Towering above me, the trees were stripped of their chlorophyll-filled glory days, their rough bark puncturing the sand from which they grew, and their claws tearing at the skies.  They symbolized the harshness, the barrenness of winter.  They symbolized loss.

Just behind me, a single bird was chirping.  Its chirp was not ongoing, nor did it hold the harmony of a happy song.  Its chirp was short, high-pitched, and periodic, as if to ask, “Are there any survivors?”  Why hadn’t the bird flown farther South for the winter, where Nature was still surrounded by relative warmth?

The animals, unlike me, cannot be fair-weather fans of Nature—they are here through the brutally cold winters, the torrential downpours, the droughts and the wildfires and the pollution that threaten their very existence.

The woods wore only the dull browns and grays of winter, but the hopes of care-free spring days were painted in the blue tones of the sky and the water above and below me, as if the sky and the water were holding all of the woes of the woods together in a giant sandwich.

10 feet away from the blue ponds of promise? Three cigarette butts stomped into the ground.  Mankind’s threat—“We’ll do what we want.”

The sun continued to shine down on me, shine down on the park bench, shine down on all of the trees and on the glistening water, but there was an absence of heat.  I hated being so terribly cold when I was merely half a mile from a heated building.  I could not concentrate on anything but the tingling of my toes and the numbing of my nose, the slow burn of icy hands. But that is why I am not wild.  Very shortly, I will march off to a heated building, and the plants and the animals will carry on.  Maybe if I could tough it out, I would grow strong bark like the trees or thick fur like the squirrels.

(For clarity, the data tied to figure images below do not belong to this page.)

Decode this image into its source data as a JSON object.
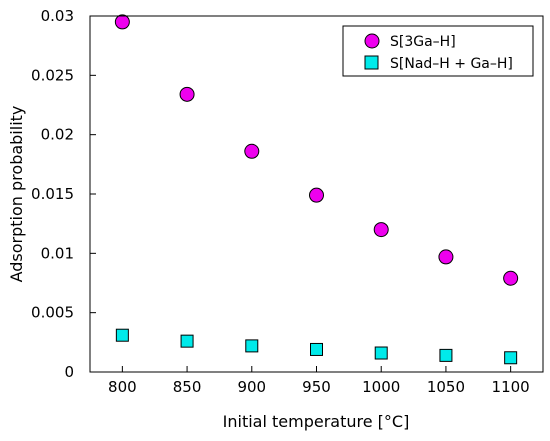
{
  "chart_data": {
    "type": "scatter",
    "title": "",
    "xlabel": "Initial temperature [°C]",
    "ylabel": "Adsorption probability",
    "xlim": [
      775,
      1125
    ],
    "ylim": [
      0,
      0.03
    ],
    "x_ticks": [
      "800",
      "850",
      "900",
      "950",
      "1000",
      "1050",
      "1100"
    ],
    "y_ticks": [
      "0",
      "0.005",
      "0.01",
      "0.015",
      "0.02",
      "0.025",
      "0.03"
    ],
    "grid": false,
    "legend_position": "top-right",
    "series": [
      {
        "name": "S[3Ga–H]",
        "marker": "circle",
        "color": "#ee00ee",
        "x": [
          800,
          850,
          900,
          950,
          1000,
          1050,
          1100
        ],
        "y": [
          0.0295,
          0.0234,
          0.0186,
          0.0149,
          0.012,
          0.0097,
          0.0079
        ]
      },
      {
        "name": "S[Nad–H + Ga–H]",
        "marker": "square",
        "color": "#00eaea",
        "x": [
          800,
          850,
          900,
          950,
          1000,
          1050,
          1100
        ],
        "y": [
          0.0031,
          0.0026,
          0.0022,
          0.0019,
          0.0016,
          0.0014,
          0.0012
        ]
      }
    ]
  }
}
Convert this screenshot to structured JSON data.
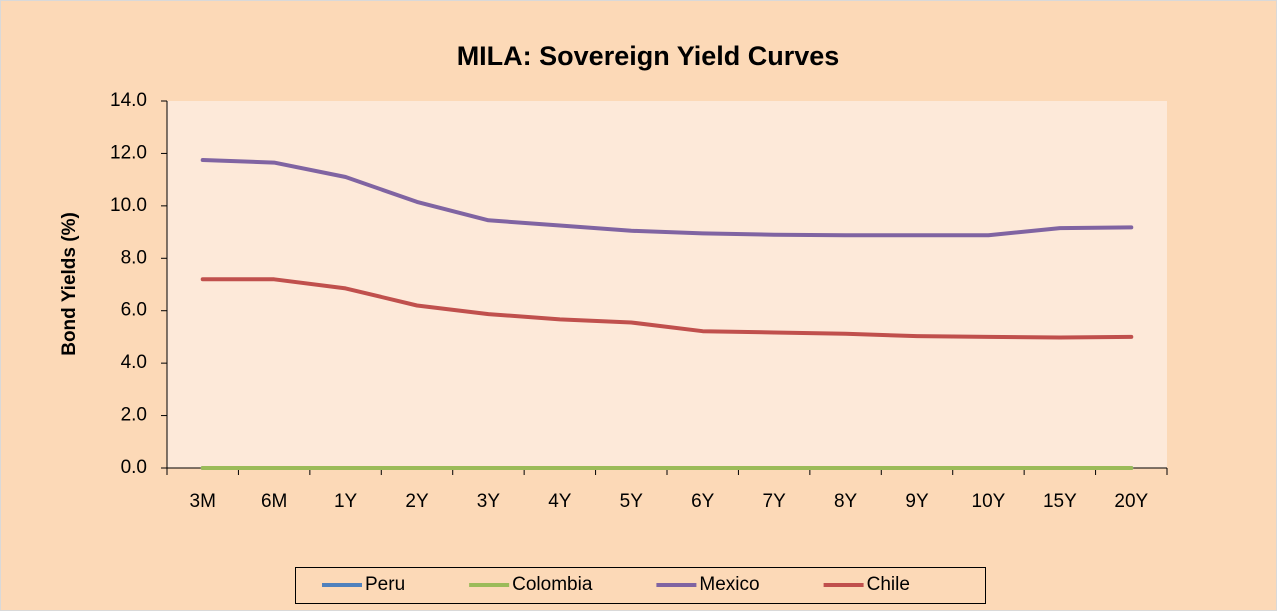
{
  "chart_data": {
    "type": "line",
    "title": "MILA: Sovereign Yield Curves",
    "y_label": "Bond Yields  (%)",
    "categories": [
      "3M",
      "6M",
      "1Y",
      "2Y",
      "3Y",
      "4Y",
      "5Y",
      "6Y",
      "7Y",
      "8Y",
      "9Y",
      "10Y",
      "15Y",
      "20Y"
    ],
    "series": [
      {
        "name": "Peru",
        "color": "#4f81bd",
        "values": [
          0,
          0,
          0,
          0,
          0,
          0,
          0,
          0,
          0,
          0,
          0,
          0,
          0,
          0
        ]
      },
      {
        "name": "Colombia",
        "color": "#9bbb59",
        "values": [
          0,
          0,
          0,
          0,
          0,
          0,
          0,
          0,
          0,
          0,
          0,
          0,
          0,
          0
        ]
      },
      {
        "name": "Mexico",
        "color": "#8064a2",
        "values": [
          11.75,
          11.65,
          11.1,
          10.15,
          9.45,
          9.25,
          9.05,
          8.95,
          8.9,
          8.88,
          8.88,
          8.88,
          9.15,
          9.18
        ]
      },
      {
        "name": "Chile",
        "color": "#c0504d",
        "values": [
          7.2,
          7.2,
          6.85,
          6.2,
          5.87,
          5.67,
          5.55,
          5.22,
          5.17,
          5.12,
          5.03,
          5.0,
          4.98,
          5.0
        ]
      }
    ],
    "ylim": [
      0,
      14
    ],
    "yticks": [
      {
        "value": 0,
        "label": "0.0"
      },
      {
        "value": 2,
        "label": "2.0"
      },
      {
        "value": 4,
        "label": "4.0"
      },
      {
        "value": 6,
        "label": "6.0"
      },
      {
        "value": 8,
        "label": "8.0"
      },
      {
        "value": 10,
        "label": "10.0"
      },
      {
        "value": 12,
        "label": "12.0"
      },
      {
        "value": 14,
        "label": "14.0"
      }
    ],
    "grid": false,
    "legend": "bottom"
  }
}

I heard voices and turned around to face the opening of the trail.  Approaching me were two small girls, a puppy, and their father.  The two girls ran in between the ponds and down the trail, laughing and picking up rocks—“Daddy, daddy! Look at this!”  They didn’t care about the cold—they were smiling and playing in spite of it.  Their father, however, had a face of stone, callous from the cold and weathered from the wind.  He appeared to feel no emotion toward the barren park, but he watched his girls carefully, as if recalling a time when he, too, used to find joy in being in the woods.  Eventually, they disappeared down the trail.

Alone once again, I could not help but fixate on the electric cords dangling above the water, the crumpled sunflower seed wrapper hiding among the crunched leaves.  Because when I’m bitterly cold, I’m bitterly critical about the way things have turned out—whether I have control over them or not.